Взгляд упёрся в потолок. Вот только почему он синий? Ещё утром был белым. Побелка же белая?
Ещё больше смутила такая же синяя ткань, свисающая с потолка. Я с минуту разглядывала её, пока до меня не дошло, что это был не потолок. Это чёртов балдахин. Нарядный такой навес, свисающий с карниза. Настоящий балдахин из дамаста, украшенный вышивкой, галунами и плюмажем.
Я резко села, о чём тут же пожалела. Всё перед глазами закрутилось-завертелось. Пришлось откинуться обратно на подушки, чувствуя тяжесть во всём теле. Конечности будто бы и не принадлежали мне. Один-единственный подъём выжал из меня все соки.
Я так и лежала, раскинув руки в стороны, и пялилась в синюю ткань этого дурацкого балдахина, пытаясь собрать мысли в кучу. В голове была пустота. Мне упорно не приходила даже самая отсталая мысль о том, что здесь происходит и где я вообще. Стоило об этом задуматься, как назрел не менее насущный вопросец: а кто я такая, собственно? Антуражец комнаты и вовсе вводил в состояние «а шо тут, собсно, происходит», ибо кресла и стоящая у кровати софа были точно выдернуты из музея или исторического фильма.
Где-то за пределами комнаты послышались шаги. Скрипнула дверь.
— Дона! — донёсся до меня мелодичный женский голос. — Нужно смазать петли. Двери скрипят.
В комнату зашли. Я увидела девушку, одетую в чёрное платье и фартук; на голове у неё был белый чепец. Она несла таз с водой, а через плечо было перекинуто полотенце. Когда она подошла ко мне, то заметила, что я пялюсь на неё.
— Мадам, вы очнулись! — на глазах девушки навернулись слёзы. Она быстро поставила таз на прикроватную тумбочку и подорвалась ко мне, схватив за руки. — Почему вы опять это сделали?!
Я порядком удивилась.
— Сделала… что? — язык еле ворочался.
— Мадам?.. — текущие по щекам девушки слёзы остановились. Она широко распахнула глаза в неверии: — Вы меня не узнаёте?..
Я покачала головой. Ситуация казалась мне всё страннее и страннее. Я попала в какое-то шоу-прикол? А то со стороны так и выглядит. Хотя нет, тело слишком ватное, организаторов бы засудили за вред здоровью.
— Как же так… Мадам… Хнык… — И девушка снова заплакала.
— Тише, тише, — взмолилась я, пальцами хватая её за руку, которой она держала меня. — Лучше объясни мне, где я и кто я, а слёзы полить ты ещё успеешь. И да, тебя саму-то как звать?

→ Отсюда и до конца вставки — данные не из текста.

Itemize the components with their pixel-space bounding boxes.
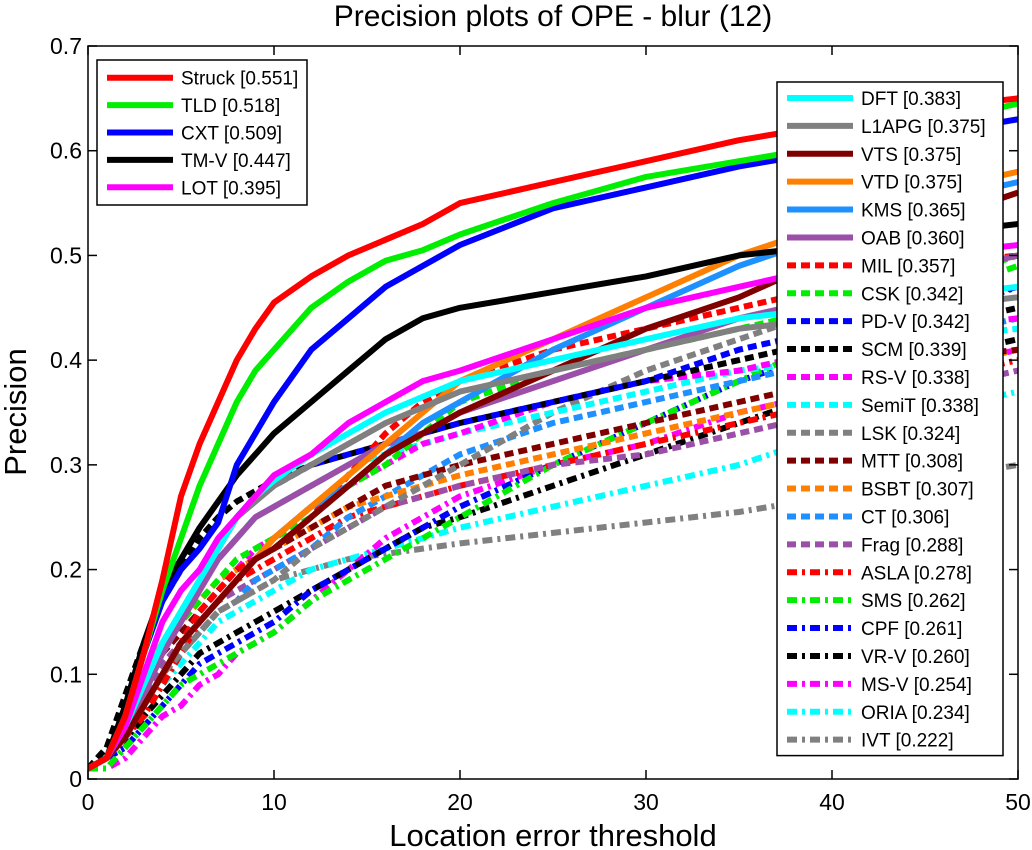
- legend-label-bsbt: BSBT [0.307]: [861, 480, 974, 501]
- y-tick-label: 0.2: [50, 557, 82, 583]
- legend-label-ct: CT [0.306]: [861, 507, 949, 528]
- legend-label-kms: KMS [0.365]: [861, 201, 966, 222]
- y-axis-label: Precision: [0, 348, 33, 476]
- legend-label-oria: ORIA [0.234]: [861, 703, 970, 724]
- y-tick-label: 0: [69, 766, 82, 792]
- legend-label-tm-v: TM-V [0.447]: [181, 151, 291, 172]
- axis-ticks: 0 10 20 30 40 50 0 0.1 0.2 0.3 0.4 0.5 0.6 0.7: [50, 33, 1031, 815]
- y-tick-label: 0.3: [50, 452, 82, 478]
- legend-label-cxt: CXT [0.509]: [181, 124, 282, 145]
- legend-label-sms: SMS [0.262]: [861, 591, 966, 612]
- legend-box: [776, 81, 1004, 757]
- legend-label-semit: SemiT [0.338]: [861, 396, 979, 417]
- series-line-sms: [88, 263, 1018, 772]
- legend-right: DFT [0.383] L1APG [0.375] VTS [0.375] VTD […: [776, 81, 1004, 757]
- x-tick-label: 20: [447, 789, 473, 815]
- x-tick-label: 10: [261, 789, 287, 815]
- legend-label-vtd: VTD [0.375]: [861, 173, 962, 194]
- legend-label-ivt: IVT [0.222]: [861, 731, 954, 752]
- legend-label-oab: OAB [0.360]: [861, 228, 965, 249]
- x-axis-label: Location error threshold: [389, 818, 716, 850]
- legend-label-vts: VTS [0.375]: [861, 145, 961, 166]
- legend-label-csk: CSK [0.342]: [861, 284, 963, 305]
- legend-label-mtt: MTT [0.308]: [861, 452, 963, 473]
- y-tick-label: 0.4: [50, 347, 82, 373]
- chart-title: Precision plots of OPE - blur (12): [334, 0, 773, 33]
- legend-label-ms-v: MS-V [0.254]: [861, 675, 972, 696]
- x-tick-label: 0: [82, 789, 95, 815]
- legend-label-lsk: LSK [0.324]: [861, 424, 960, 445]
- legend-label-vr-v: VR-V [0.260]: [861, 647, 970, 668]
- series-line-ivt: [88, 461, 1018, 772]
- legend-label-asla: ASLA [0.278]: [861, 563, 972, 584]
- legend-label-cpf: CPF [0.261]: [861, 619, 962, 640]
- legend-left: Struck [0.551] TLD [0.518] CXT [0.509] TM-V…: [96, 59, 308, 206]
- y-tick-label: 0.7: [50, 33, 82, 59]
- legend-label-scm: SCM [0.339]: [861, 340, 967, 361]
- legend-label-pd-v: PD-V [0.342]: [861, 312, 970, 333]
- series-line-struck: [88, 95, 1018, 772]
- legend-label-dft: DFT [0.383]: [861, 89, 961, 110]
- y-tick-label: 0.5: [50, 242, 82, 268]
- legend-label-tld: TLD [0.518]: [181, 96, 280, 117]
- x-tick-label: 30: [633, 789, 659, 815]
- legend-label-frag: Frag [0.288]: [861, 535, 963, 556]
- plot-frame: [87, 45, 1019, 780]
- y-tick-label: 0.6: [50, 138, 82, 164]
- series-line-vr-v: [88, 336, 1018, 772]
- legend-label-lot: LOT [0.395]: [181, 178, 281, 199]
- legend-label-l1apg: L1APG [0.375]: [861, 117, 986, 138]
- legend-label-struck: Struck [0.551]: [181, 69, 298, 90]
- y-tick-label: 0.1: [50, 661, 82, 687]
- legend-label-rs-v: RS-V [0.338]: [861, 368, 970, 389]
- series-line-vts: [88, 189, 1018, 772]
- series-layer: [88, 95, 1018, 772]
- series-line-lot: [88, 242, 1018, 772]
- x-tick-label: 50: [1005, 789, 1031, 815]
- legend-label-mil: MIL [0.357]: [861, 256, 955, 277]
- series-line-oab: [88, 252, 1018, 772]
- x-tick-label: 40: [819, 789, 845, 815]
- series-line-asla: [88, 357, 1018, 772]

— Мадам, вы так странно говорите… — всхлипнув, девушка выдохнула. — Я Роза, ваша камеристка. Я всегда вас сопровождаю и помогаю одеться. Вы даже это забыли?
Камеристка, камеристка… Память подсказала, что это что-то вроде личной горничной. Компаньонка и поверенная у благородных леди. Вот только когда я успела стать благородной леди? Ещё вчера я…
Голову сдавило от невыносимой боли. В висках застреляло, в ушах засвистело, да так, что к горлу подкатил рвотный ком.
— Мадам?! Я позову доктора!
Девушка сорвалась с места и умчалась за пределы комнаты. Балдахин и шторы колыхались после того, как этот маленький вихрь по имени Роза пропал. Настала блаженная тишина. Приступ отступил, и вместе с ним в голове прояснилось. Имени своего я не вспомнила, но вспомнила, что мне двадцать семь лет, у меня есть родители и любимая кошка. Здоровье всегда было не ахти, а в последние несколько лет испортилось вконец. У меня постоянно болел желудок, стоило съесть что-то тяжёлое, кровяное давление скакало из-за атмосферных перепадов, а потом ещё начались проблемы со спиной и шеей. Вчера было особенно хреново: кровяное давление было очень низкое, почти как у трупа.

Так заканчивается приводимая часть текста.